He isn't looking forward to it, but for the Rev. Maurice Dingman, the Catholic bishop of Des Moines, "the time is coming" to think about a stretch in jail. He is aware that in the early church, a prison record for defying the Roman Empire was all but a job requirement for a bishop. Dingman knows also that Martin Luther King's most prophetic call to conscience was his "Letter From a Birmingham Jail."
Many people think Dingman deserves to be locked up. At 71, and after being a bishop for 17 years, he is becoming something of an unholy terror. About the Caesars in the Pentagon and their Central America strategies, he wrote last summer that, "We are drifting inevitably toward war. The signs are obvious for all to see." Earlier Dingman took a conspicuous part in a protest outside a Strategic Air Command base in Nebraska. He didn't hop the fence or block the roads, but he gave blessings to the demonstrators who repainted the SAC entrance sign from "peace is our profession" to "war is our profession."
In dozens of sermons, Dingman has spoken out against governmental violence, corporate abuse of power in the Farm Belt, cowardice among politicians and his own personal feelings about the current lack of leaders. As a citizen, he is uneasy: "I look at the United States, and I become fearful."
Dingman himself is seen as a leader; that's what nags at him. In a conversation the other morning in his Des Moines apartment, which is a first- floor walk-in near a poor section of the city, he spoke candidly of the problems of leadership. "Where do you go, and how far do you get ahead of your people?" he asks. "Where do you place yourself?"
In Iowa and the other farm states, Dingman is known as a fierce opponent of the forces destroying family farms. He refers to the land ethic and quotes the teachings of Pope John XXIII and Pope John Paul II. Then he applies the theories to the forced liquidations, bank closings, high interest rates and low prices, suicides and despair that are the nails being hammered into the farmsteads of the Midwest.
Along with other Catholic bishops who are now drafting a pastoral letter on America's flawed economic system, Dingman sees unaccountable financial power as a major threat. "There is a grave temptation in our system of capitalism that a corporation will use the land to its advantages to gain an undue profit. I'm not saying it's wrong to work for a profit, but I say it's terribly hard to control that profit motive. If they can make a dollar, they're usually going to make it. And if it destroys the land, it doesn't matter. But a farmer doesn't view land as a commodity. Farmers understand that land has a social significance. . . . If corporations in Chicago own land in Iowa, do you think they care what happens to the land as long as they're making a profit and can tell their shareholders that they will get big dividends?"
Dingman, the son of a southeast Iowa farm family and whose nephews still work the land in that area, is revered in the Midwest for his role as part patriarch and part hell-raiser. In a February gathering of thousands of farmers at Ames, Dingman quoted the prophets Amos and Isaiah and delivered a fiery speech worthy of his heroes.

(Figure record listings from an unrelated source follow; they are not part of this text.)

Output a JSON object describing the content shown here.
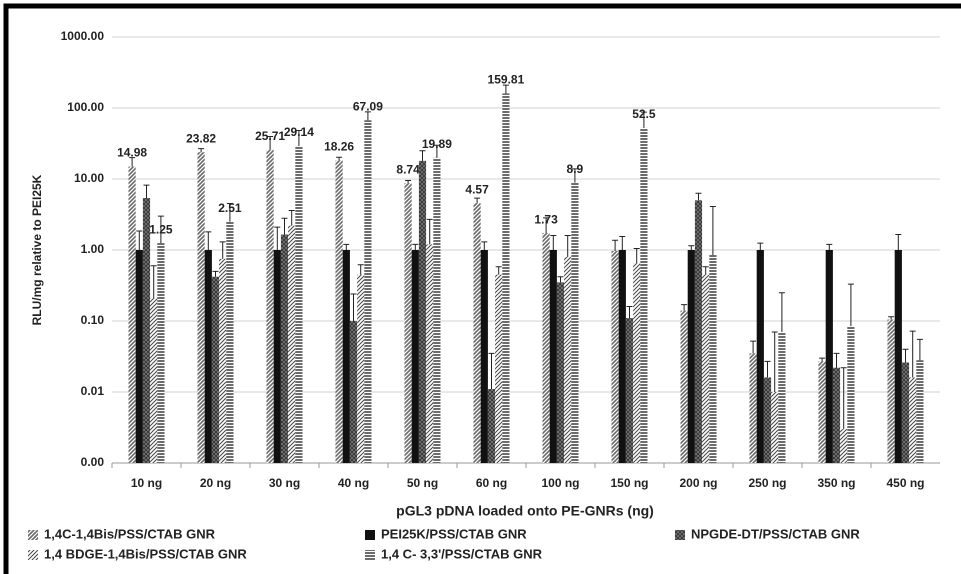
{
  "chart_data": {
    "type": "bar",
    "y_label": "RLU/mg relative to PEI25K",
    "x_label": "pGL3 pDNA loaded onto PE-GNRs (ng)",
    "categories": [
      "10 ng",
      "20 ng",
      "30 ng",
      "40 ng",
      "50 ng",
      "60 ng",
      "100 ng",
      "150 ng",
      "200 ng",
      "250 ng",
      "350 ng",
      "450 ng"
    ],
    "log_scale": true,
    "ylim": [
      0.001,
      1000
    ],
    "yticks": [
      {
        "value": 1000,
        "label": "1000.00"
      },
      {
        "value": 100,
        "label": "100.00"
      },
      {
        "value": 10,
        "label": "10.00"
      },
      {
        "value": 1,
        "label": "1.00"
      },
      {
        "value": 0.1,
        "label": "0.10"
      },
      {
        "value": 0.01,
        "label": "0.01"
      },
      {
        "value": 0.001,
        "label": "0.00"
      }
    ],
    "grid": true,
    "legend": "bottom",
    "series": [
      {
        "name": "1,4C-1,4Bis/PSS/CTAB GNR",
        "color": "#6a6a6a",
        "pattern": "diagonal",
        "values": [
          14.98,
          23.82,
          25.71,
          18.26,
          8.74,
          4.57,
          1.73,
          0.97,
          0.14,
          0.035,
          0.027,
          0.105
        ],
        "errors": [
          5,
          3,
          14,
          2,
          0.8,
          0.8,
          1.1,
          0.4,
          0.03,
          0.017,
          0.003,
          0.01
        ],
        "value_labels": [
          "14.98",
          "23.82",
          "25.71",
          "18.26",
          "8.74",
          "4.57",
          "1.73",
          null,
          null,
          null,
          null,
          null
        ]
      },
      {
        "name": "PEI25K/PSS/CTAB GNR",
        "color": "#111111",
        "pattern": "solid",
        "values": [
          1,
          1,
          1,
          1,
          1,
          1,
          1,
          1,
          1,
          1,
          1,
          1
        ],
        "errors": [
          0.85,
          0.8,
          1.1,
          0.2,
          0.2,
          0.3,
          0.6,
          0.55,
          0.15,
          0.25,
          0.2,
          0.65
        ]
      },
      {
        "name": "NPGDE-DT/PSS/CTAB GNR",
        "color": "#3a3a3a",
        "pattern": "crosshatch",
        "values": [
          5.4,
          0.42,
          1.65,
          0.1,
          18,
          0.011,
          0.35,
          0.11,
          5,
          0.016,
          0.022,
          0.026
        ],
        "errors": [
          2.8,
          0.08,
          1.15,
          0.14,
          7,
          0.024,
          0.07,
          0.05,
          1.3,
          0.011,
          0.013,
          0.014
        ]
      },
      {
        "name": "1,4 BDGE-1,4Bis/PSS/CTAB GNR",
        "color": "#444444",
        "pattern": "diagonal-light",
        "values": [
          0.21,
          0.75,
          2.2,
          0.45,
          1.2,
          0.45,
          0.8,
          0.65,
          0.45,
          0.01,
          0.003,
          0.016
        ],
        "errors": [
          0.39,
          0.55,
          1.4,
          0.17,
          1.5,
          0.13,
          0.8,
          0.4,
          0.13,
          0.06,
          0.019,
          0.056
        ]
      },
      {
        "name": "1,4 C- 3,3'/PSS/CTAB GNR",
        "color": "#3a3a3a",
        "pattern": "horizontal",
        "values": [
          1.25,
          2.51,
          29.14,
          67.09,
          19.89,
          159.81,
          8.9,
          52.5,
          0.85,
          0.07,
          0.085,
          0.028
        ],
        "errors": [
          1.75,
          2,
          19,
          21,
          10,
          50,
          5,
          35,
          3.25,
          0.18,
          0.245,
          0.027
        ],
        "value_labels": [
          "1.25",
          "2.51",
          "29.14",
          "67.09",
          "19.89",
          "159.81",
          "8.9",
          "52.5",
          null,
          null,
          null,
          null
        ]
      }
    ]
  }
}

Rousing the crowd is one thing, uniting it another. Dingman has been telling the farmers to get over their useless factionalism: "It is difficult to get the farmers to overcome their individualism and to organize themselves. Every other segment of our society organizes, and then they have clout and can get things done. . . . There is need for government legislation, but there is even greater need for a cooperative collective-bargaining approach on the part of the farmers themselves."
Dingman has no political or economic base, only a moral one. He regularly testifies before the agricultural committees of Congress. He is sought out because few regional leaders are in closer touch with the families that are feeling the pain.
By his years and by his achievements -- he was the host for Pope John Paul II in his 1979 visit to an Iowa farm -- Dingman has earned the right to ease up. Instead, he questions himself -- that his commitment is not strong enough, that he has moved gingerly. He recalls waiting 12 years for "the right circumstances" to sell his bishop's mansion and move into an apartment. On the Catholic hierarchy's 1984 peace letter, he says, "I'm disappointed that we didn't move faster."
What hounds a man like Dingman is that the more he hears he is ahead of his people, the more he realizes how far he lags behind his personal goals. The public leader wars with the private idealist. "I'm struggling with wen to retire," he says, "and devote myself to crucial issues full time." Perhaps he will end up in jail after all. If so, his 70s will be the years of reconciliation: of words of defiance with actions of defiance.